El Gobierno finalmente avanzó en el dilatado descongelamiento de alquileres, que empezó a regir la semana pasada. Se dispuso también el regreso de las comisiones bancarias para la operación con cajeros automáticos, amén de tres aumentos consecutivos de la nafta hasta 18%, en principio escalonados hasta mayo.
Pero ya con la multiplicación acelerada de casos, que obligó a nuevas restricciones, por el momento acotadas a sectores críticos pero que todavía impone en el Gobierno el análisis de medidas más fuertes, se definieron en las últimas horas nuevos aumentos que, en rigor, son ajustes demorados del año pasado. El primero en anunciarse fue la suba en las cuotas de las prepagas, de 4,5% para abril y 5,5% para mayo.

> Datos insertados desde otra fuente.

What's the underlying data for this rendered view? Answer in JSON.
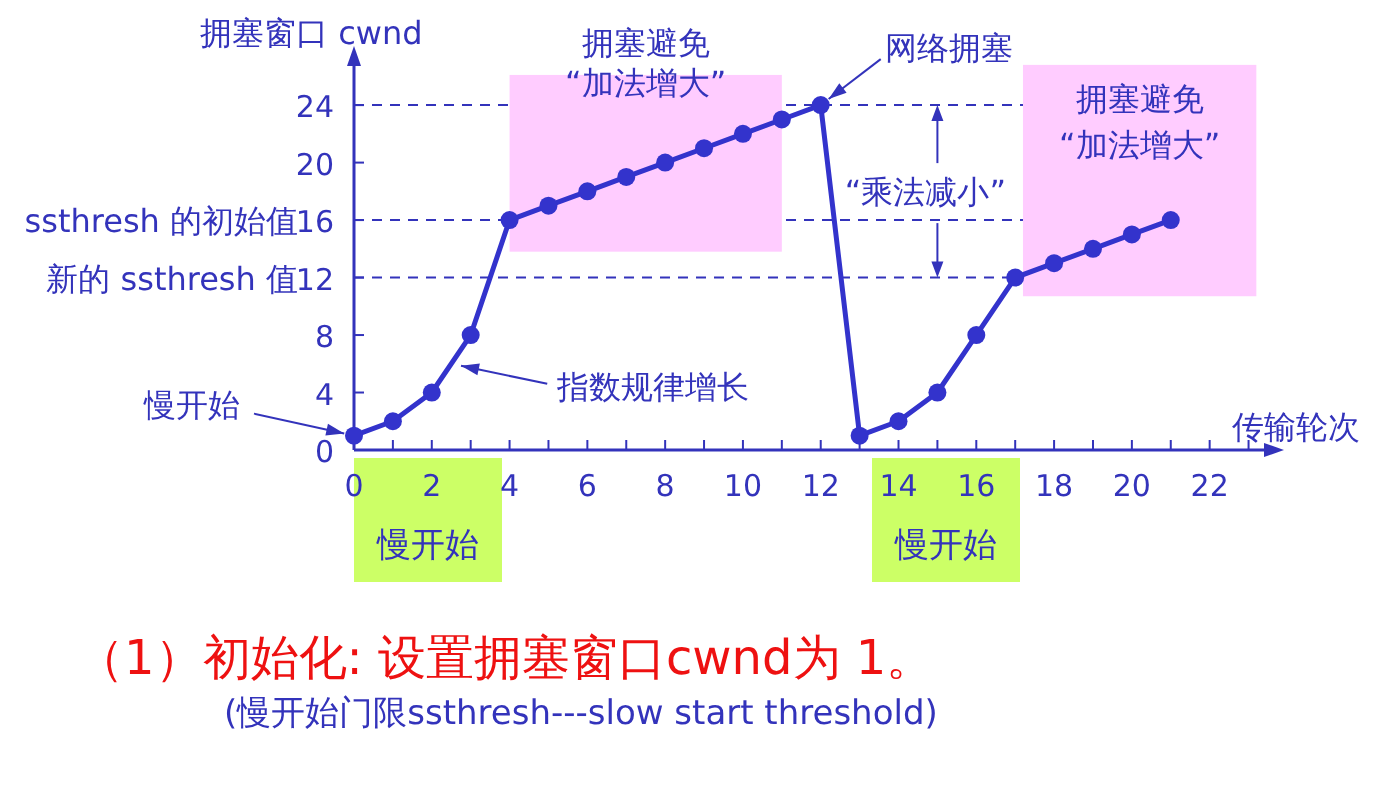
{
  "chart_data": {
    "type": "line",
    "ylabel": "拥塞窗口 cwnd",
    "xlabel": "传输轮次",
    "color": "#3333cc",
    "marker": "circle",
    "line_style": "solid",
    "x": [
      0,
      1,
      2,
      3,
      4,
      5,
      6,
      7,
      8,
      9,
      10,
      11,
      12,
      13,
      14,
      15,
      16,
      17,
      18,
      19,
      20,
      21
    ],
    "values": [
      1,
      2,
      4,
      8,
      16,
      17,
      18,
      19,
      20,
      21,
      22,
      23,
      24,
      1,
      2,
      4,
      8,
      12,
      13,
      14,
      15,
      16
    ],
    "xlim": [
      0,
      23.5
    ],
    "ylim": [
      0,
      27
    ],
    "xticks": [
      0,
      2,
      4,
      6,
      8,
      10,
      12,
      14,
      16,
      18,
      20,
      22
    ],
    "yticks": [
      0,
      4,
      8,
      12,
      16,
      20,
      24
    ],
    "ref_lines": [
      {
        "axis": "y",
        "value": 24,
        "line_style": "dashed"
      },
      {
        "axis": "y",
        "value": 16,
        "label": "ssthresh 的初始值",
        "line_style": "dashed"
      },
      {
        "axis": "y",
        "value": 12,
        "label": "新的 ssthresh 值",
        "line_style": "dashed"
      }
    ],
    "bands": [
      {
        "axis": "x",
        "from": 4,
        "to": 11,
        "label": "拥塞避免\n“加法增大”",
        "color": "#ffccff"
      },
      {
        "axis": "x",
        "from": 17.2,
        "to": 23.2,
        "label": "拥塞避免\n“加法增大”",
        "color": "#ffccff"
      }
    ],
    "annotations": [
      {
        "text": "慢开始",
        "x": 0,
        "y": 1
      },
      {
        "text": "指数规律增长",
        "x": 2.5,
        "y": 6
      },
      {
        "text": "网络拥塞",
        "x": 12,
        "y": 24
      },
      {
        "text": "“乘法减小”",
        "x": 15,
        "y": 24
      },
      "慢开始",
      "慢开始",
      "（1）初始化: 设置拥塞窗口cwnd为 1。",
      "(慢开始门限ssthresh---slow start threshold)"
    ]
  }
}
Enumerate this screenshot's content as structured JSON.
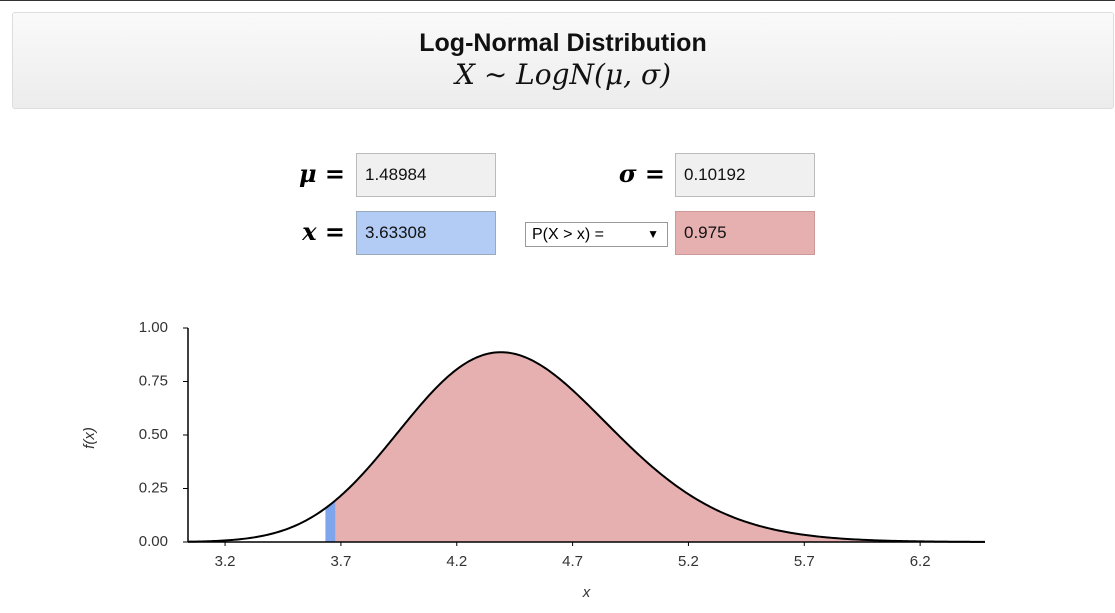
{
  "header": {
    "title": "Log-Normal Distribution",
    "formula": "X ∼ LogN(μ, σ)"
  },
  "inputs": {
    "mu": {
      "label": "μ =",
      "value": 1.48984
    },
    "sigma": {
      "label": "σ =",
      "value": 0.10192
    },
    "x": {
      "label": "x =",
      "value": 3.63308
    },
    "probability": {
      "label": "P(X > x) =",
      "value": 0.975
    }
  },
  "chart": {
    "type": "area",
    "xlabel": "x",
    "ylabel": "f(x)",
    "xlim": [
      3.04,
      6.48
    ],
    "ylim": [
      0,
      1
    ],
    "xticks": [
      3.2,
      3.7,
      4.2,
      4.7,
      5.2,
      5.7,
      6.2
    ],
    "yticks": [
      {
        "value": 0,
        "label": "0.00"
      },
      0.25,
      {
        "value": 0.5,
        "label": "0.50"
      },
      0.75,
      {
        "value": 1,
        "label": "1.00"
      }
    ],
    "fill_color": "#e6b0b0",
    "marker_color": "#7fa6ec",
    "line_color": "#000000"
  }
}
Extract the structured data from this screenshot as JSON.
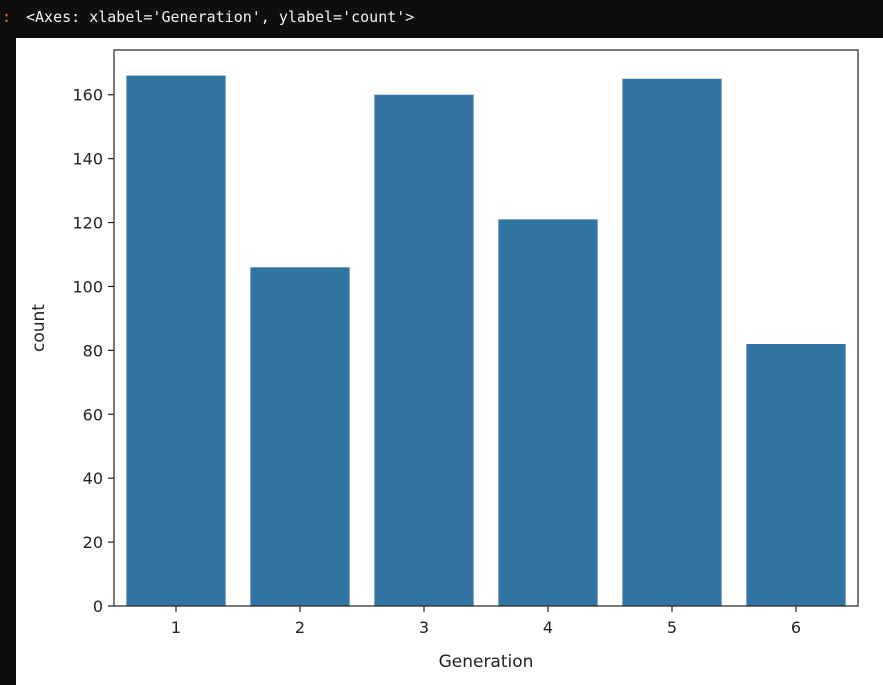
{
  "output": {
    "prompt": ":",
    "text": "<Axes: xlabel='Generation', ylabel='count'>"
  },
  "colors": {
    "bar": "#3274a1",
    "axis": "#222222",
    "background": "#ffffff",
    "page": "#0e0e0e",
    "prompt": "#e6703a"
  },
  "chart_data": {
    "type": "bar",
    "title": "",
    "xlabel": "Generation",
    "ylabel": "count",
    "categories": [
      "1",
      "2",
      "3",
      "4",
      "5",
      "6"
    ],
    "values": [
      166,
      106,
      160,
      121,
      165,
      82
    ],
    "ylim": [
      0,
      174
    ],
    "yticks": [
      0,
      20,
      40,
      60,
      80,
      100,
      120,
      140,
      160
    ],
    "grid": false,
    "legend": "none"
  }
}
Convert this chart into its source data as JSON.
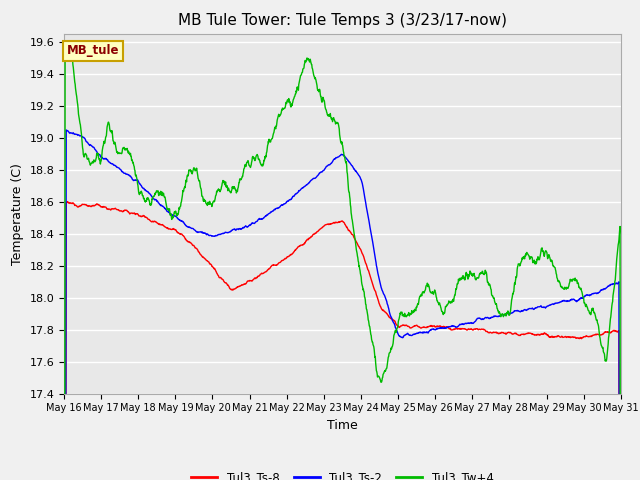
{
  "title": "MB Tule Tower: Tule Temps 3 (3/23/17-now)",
  "xlabel": "Time",
  "ylabel": "Temperature (C)",
  "ylim": [
    17.4,
    19.65
  ],
  "yticks": [
    17.4,
    17.6,
    17.8,
    18.0,
    18.2,
    18.4,
    18.6,
    18.8,
    19.0,
    19.2,
    19.4,
    19.6
  ],
  "xtick_labels": [
    "May 16",
    "May 17",
    "May 18",
    "May 19",
    "May 20",
    "May 21",
    "May 22",
    "May 23",
    "May 24",
    "May 25",
    "May 26",
    "May 27",
    "May 28",
    "May 29",
    "May 30",
    "May 31"
  ],
  "colors": {
    "Tul3_Ts-8": "#ff0000",
    "Tul3_Ts-2": "#0000ff",
    "Tul3_Tw+4": "#00bb00"
  },
  "legend_label": "MB_tule",
  "background_color": "#e8e8e8",
  "grid_color": "#ffffff",
  "line_width": 1.0,
  "title_fontsize": 11,
  "axis_fontsize": 9,
  "tick_fontsize": 8
}
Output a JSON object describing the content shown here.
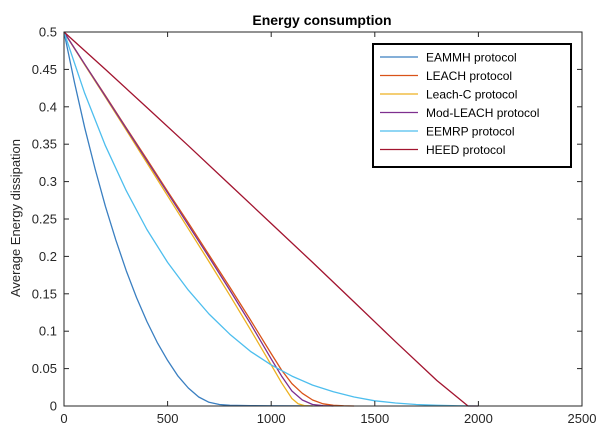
{
  "chart_data": {
    "type": "line",
    "title": "Energy consumption",
    "xlabel": "",
    "ylabel": "Average Energy dissipation",
    "xlim": [
      0,
      2500
    ],
    "ylim": [
      0,
      0.5
    ],
    "xticks": [
      "0",
      "500",
      "1000",
      "1500",
      "2000",
      "2500"
    ],
    "yticks": [
      "0",
      "0.05",
      "0.1",
      "0.15",
      "0.2",
      "0.25",
      "0.3",
      "0.35",
      "0.4",
      "0.45",
      "0.5"
    ],
    "legend_position": "top-right",
    "grid": false,
    "series": [
      {
        "name": "EAMMH protocol",
        "color": "#3A7FC1",
        "x": [
          0,
          50,
          100,
          150,
          200,
          250,
          300,
          350,
          400,
          450,
          500,
          550,
          600,
          650,
          700,
          750,
          800,
          900,
          1000,
          1200
        ],
        "y": [
          0.5,
          0.433,
          0.372,
          0.317,
          0.267,
          0.222,
          0.181,
          0.145,
          0.113,
          0.085,
          0.061,
          0.04,
          0.024,
          0.012,
          0.005,
          0.002,
          0.001,
          0.0005,
          0.0003,
          0.0002
        ]
      },
      {
        "name": "LEACH protocol",
        "color": "#D95319",
        "x": [
          0,
          100,
          200,
          300,
          400,
          500,
          600,
          700,
          800,
          900,
          1000,
          1050,
          1100,
          1150,
          1200,
          1250,
          1300,
          1350,
          1400
        ],
        "y": [
          0.5,
          0.457,
          0.415,
          0.372,
          0.33,
          0.287,
          0.245,
          0.202,
          0.159,
          0.115,
          0.07,
          0.048,
          0.03,
          0.017,
          0.008,
          0.003,
          0.001,
          0.0003,
          0.0
        ]
      },
      {
        "name": "Leach-C protocol",
        "color": "#EDB120",
        "x": [
          0,
          100,
          200,
          300,
          400,
          500,
          600,
          700,
          800,
          900,
          1000,
          1050,
          1100,
          1130,
          1160,
          1200
        ],
        "y": [
          0.5,
          0.456,
          0.413,
          0.369,
          0.325,
          0.281,
          0.237,
          0.193,
          0.148,
          0.102,
          0.055,
          0.031,
          0.01,
          0.003,
          0.0005,
          0.0
        ]
      },
      {
        "name": "Mod-LEACH protocol",
        "color": "#7E2F8E",
        "x": [
          0,
          100,
          200,
          300,
          400,
          500,
          600,
          700,
          800,
          900,
          1000,
          1050,
          1100,
          1150,
          1200,
          1250,
          1300
        ],
        "y": [
          0.5,
          0.457,
          0.414,
          0.371,
          0.328,
          0.285,
          0.242,
          0.199,
          0.155,
          0.11,
          0.063,
          0.04,
          0.02,
          0.008,
          0.002,
          0.0005,
          0.0
        ]
      },
      {
        "name": "EEMRP protocol",
        "color": "#4DBEEE",
        "x": [
          0,
          100,
          200,
          300,
          400,
          500,
          600,
          700,
          800,
          900,
          1000,
          1100,
          1200,
          1300,
          1400,
          1500,
          1600,
          1700,
          1800,
          1900,
          2000
        ],
        "y": [
          0.5,
          0.418,
          0.348,
          0.288,
          0.236,
          0.192,
          0.155,
          0.123,
          0.096,
          0.073,
          0.055,
          0.04,
          0.028,
          0.019,
          0.012,
          0.007,
          0.004,
          0.002,
          0.001,
          0.0003,
          0.0
        ]
      },
      {
        "name": "HEED protocol",
        "color": "#A2142F",
        "x": [
          0,
          200,
          400,
          600,
          800,
          1000,
          1200,
          1400,
          1600,
          1800,
          1950,
          2000
        ],
        "y": [
          0.5,
          0.45,
          0.399,
          0.348,
          0.296,
          0.244,
          0.192,
          0.139,
          0.086,
          0.034,
          0.0,
          0.0
        ]
      }
    ]
  }
}
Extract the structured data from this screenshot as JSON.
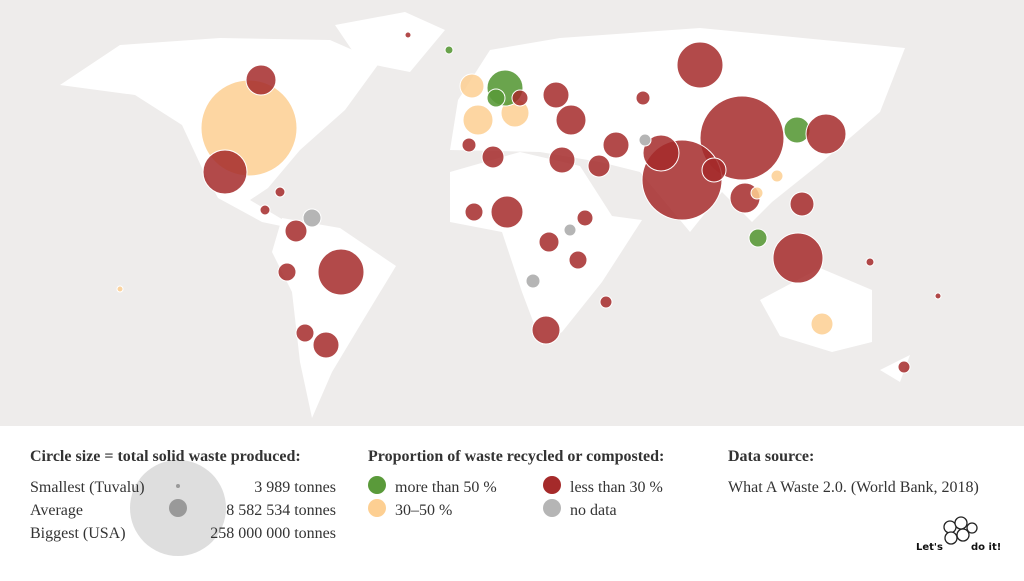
{
  "size_legend": {
    "title": "Circle size = total solid waste produced:",
    "rows": [
      [
        "Smallest (Tuvalu)",
        "3 989 tonnes"
      ],
      [
        "Average",
        "8 582 534 tonnes"
      ],
      [
        "Biggest (USA)",
        "258 000 000 tonnes"
      ]
    ]
  },
  "color_legend": {
    "title": "Proportion of waste recycled or composted:",
    "items": [
      "more than 50 %",
      "less than 30 %",
      "30–50 %",
      "no data"
    ]
  },
  "source": {
    "title": "Data source:",
    "text": "What A Waste 2.0. (World Bank, 2018)"
  },
  "logo": {
    "left": "Let's",
    "right": "do it!"
  }
}
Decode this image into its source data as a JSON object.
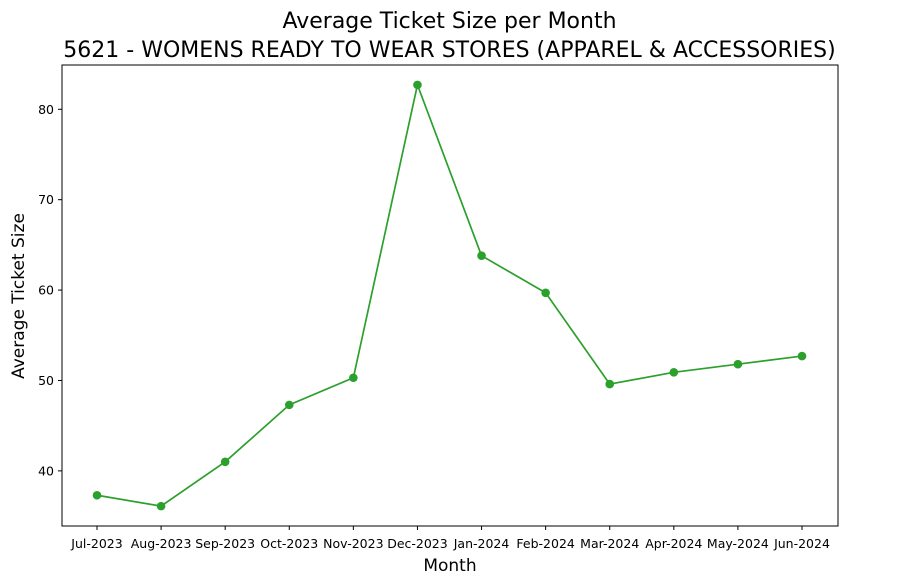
{
  "chart_data": {
    "type": "line",
    "title": "Average Ticket Size per Month",
    "subtitle": "5621 - WOMENS READY TO WEAR STORES (APPAREL & ACCESSORIES)",
    "xlabel": "Month",
    "ylabel": "Average Ticket Size",
    "categories": [
      "Jul-2023",
      "Aug-2023",
      "Sep-2023",
      "Oct-2023",
      "Nov-2023",
      "Dec-2023",
      "Jan-2024",
      "Feb-2024",
      "Mar-2024",
      "Apr-2024",
      "May-2024",
      "Jun-2024"
    ],
    "series": [
      {
        "values": [
          37.3,
          36.1,
          41.0,
          47.3,
          50.3,
          82.7,
          63.8,
          59.7,
          49.6,
          50.9,
          51.8,
          52.7
        ],
        "color": "#2ca02c"
      }
    ],
    "yticks": [
      40,
      50,
      60,
      70,
      80
    ],
    "ylim": [
      33.9,
      84.9
    ],
    "grid": false,
    "legend": "none"
  }
}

Estos incrementos completan el 3% que se autorizó en marzo, a pesar del 10% que reclamaban las empresas de medicinas prepaga. Esta suba en las cuotas llega tras el cierre el jueves de la semana pasada de las paritarias del sector de Sanidad, que llevaban adelante medidas de fuerza en reclamo de la recomposición salarial de 2020, por la que finalmente acordaron un aumento de entre 15% y 16%.
El aumento del gas implicaría un menor impacto inmediato en el índice de inflación, ya recalentado por las subas en los precios de los alimentos, y se alinea con la pretensión oficial de lograr que los salarios y jubilaciones al menos le empaten al avance de los precios
El titular del Enargas, Federico Bernal, ratificó ayer que a principios de mayo se iniciará el descongelamiento tarifario que lleva casi dos años, por el cual las boletas de gas subirán 6% para los usuarios residenciales y 4% para las pequeñas y medianas empresas. “La nueva tarifa sobre la que se está trabajando y que arranca en mayo en su modalidad de transición no va a poner en peligro al servicio público y va a poder pagarse, porque va a adecuarse a los ingresos de las familias argentinas y a su situación económica”, afirmó Bernal. Aunque, moderada, la suba es bien recibida entre las empresas donde la semana pasada empezaron a temer una nueva postergación de la actualización, en virtud del nuevo contexto sanitario. Pero ese postergamiento, todo indica, no ocurrirá.
De todos modos, el aumento previsto está lejos del reclamo del sector -de 30% mínimo- e implicaría un menor impacto inmediato en el índice de inflación, ya recalentado por las subas en los precios de los alimentos, y se alinea con la pretensión oficial de lograr que los salarios y jubilaciones al menos le empaten al avance de los precios. Es la consigna que, públicamente, expresó la vicepresidenta Cristina Fernández de Kirchner, jefa política de Bernal. Como contrapartida, obligará a incrementar el gasto público en subsidios, para el que difícilmente se encuentre un financiamiento alternativo a una emisión monetaria adicional que el ministro Guzmán quiere evitar.